İtalyan gazeteci sözlerine “Türkiye’yi ele alacak olursak, burada herhangi birine karşı veya herhangi bir kişiyle birlikte koalisyon kurulması amaçlanmıyor. İtalya, enerji açısından maalesef çok ileri görüşlü değil, iki yıldır zekice temaslar kuran, müzakereler yürüten ve siyasi ittifaklar oluşturan Yunanistan, İtalya’nın uzak ara önüne geçti. Zor olan bir anlaşmayı imzalamak değil, onu hayata geçirmektir” diye devam etti.
‘Atina bundan sonra sırasıyla Mısır ve Arnavutluk’la anlaşmalı’

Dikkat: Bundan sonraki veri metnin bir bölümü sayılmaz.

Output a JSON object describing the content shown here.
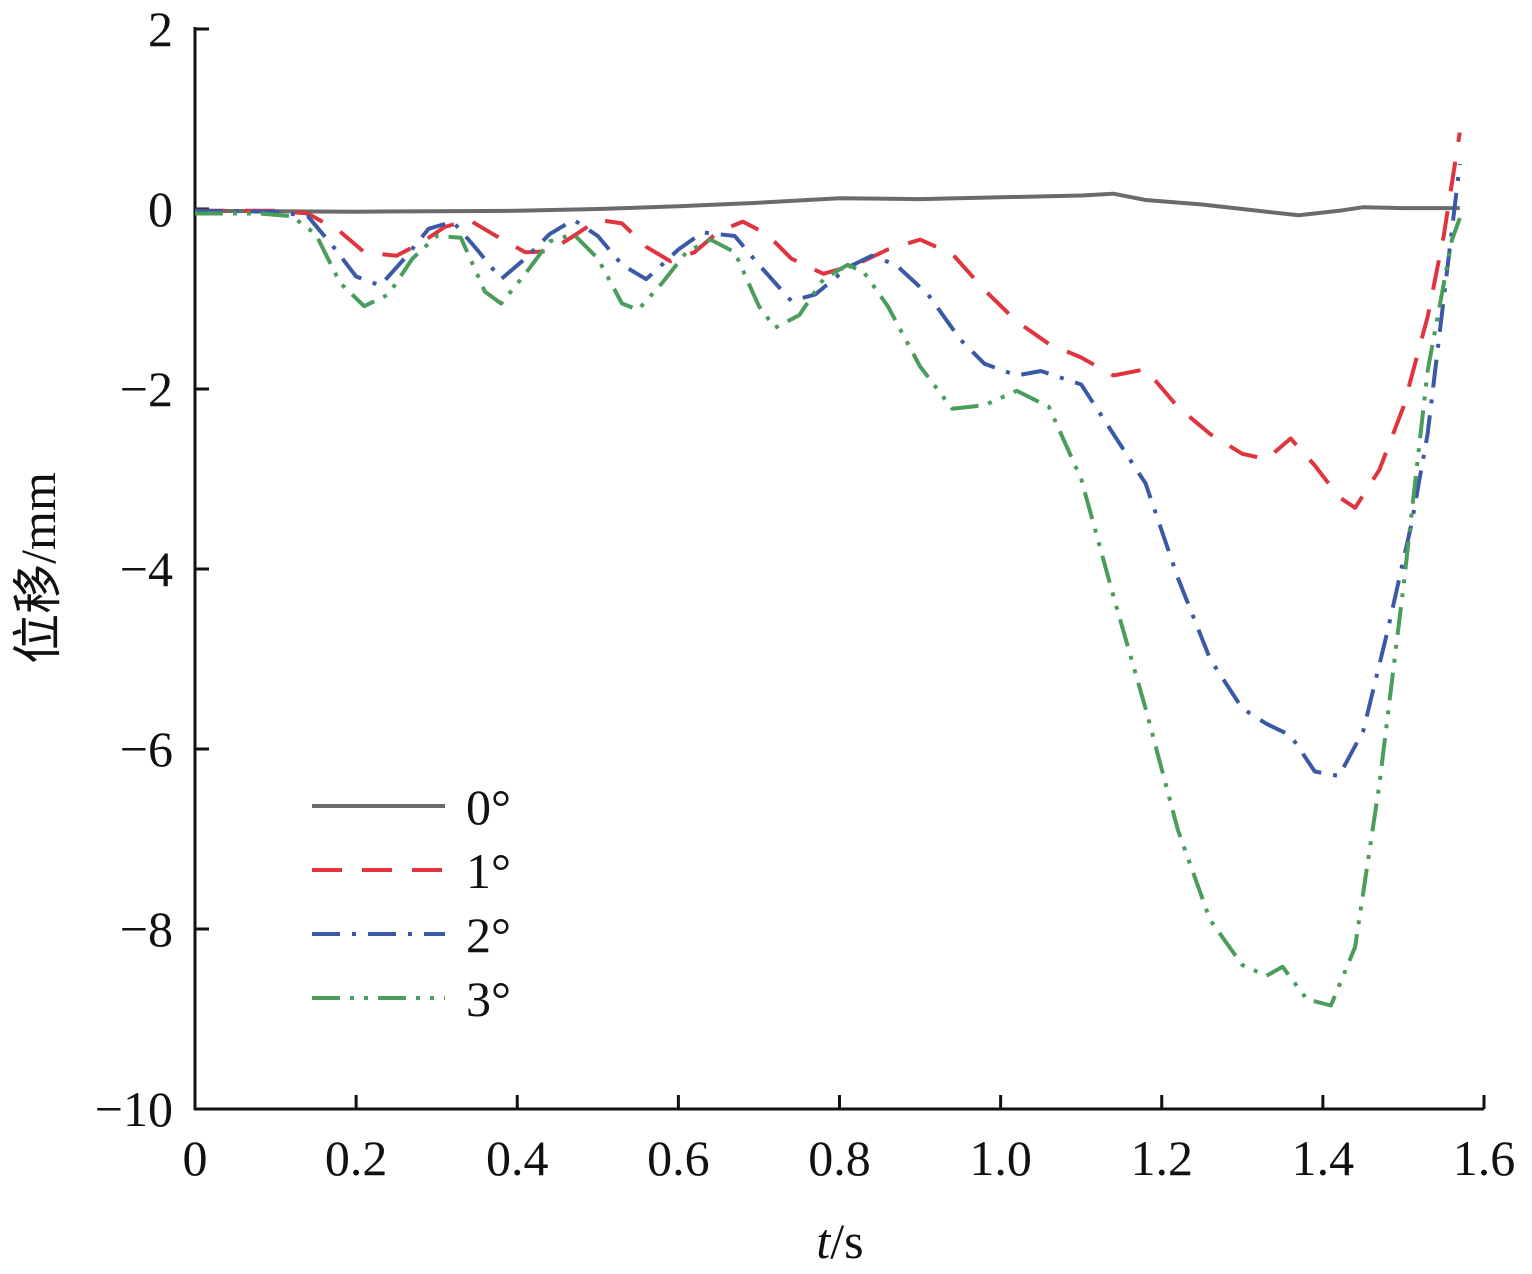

Atina Panteon Üniversitesi’nden Prof. Kostas İfantis ise “Daha önce İtalyan balıkçıların balıkçılık haklarıyla ilgili sorunlar nedeniyle anlaşma imzalanamamıştı. Ancak Yunanistan ve İtalya arasındaki imzalanan bu anlaşma, Türkiye’nin eylemlerine ve özellikle de Akdeniz’de deniz yetki alanlarının sınırlandırılmasına ilişkin Türkiye-Libya anlaşmasına karşı bir denge unsuru olacak. İtalya’yla anlaşma imzalandıktan sonraki temel sorun Arnavutluk’la ama öncesinde Mısır’la müzakerelerin hızlı bir şekilde sonuçlandırılmasıdır. Arnavutların AB’ye katılmak için Yunanistan’a Türkiye’den daha fazla ihtiyacı vardır” diye konuştu.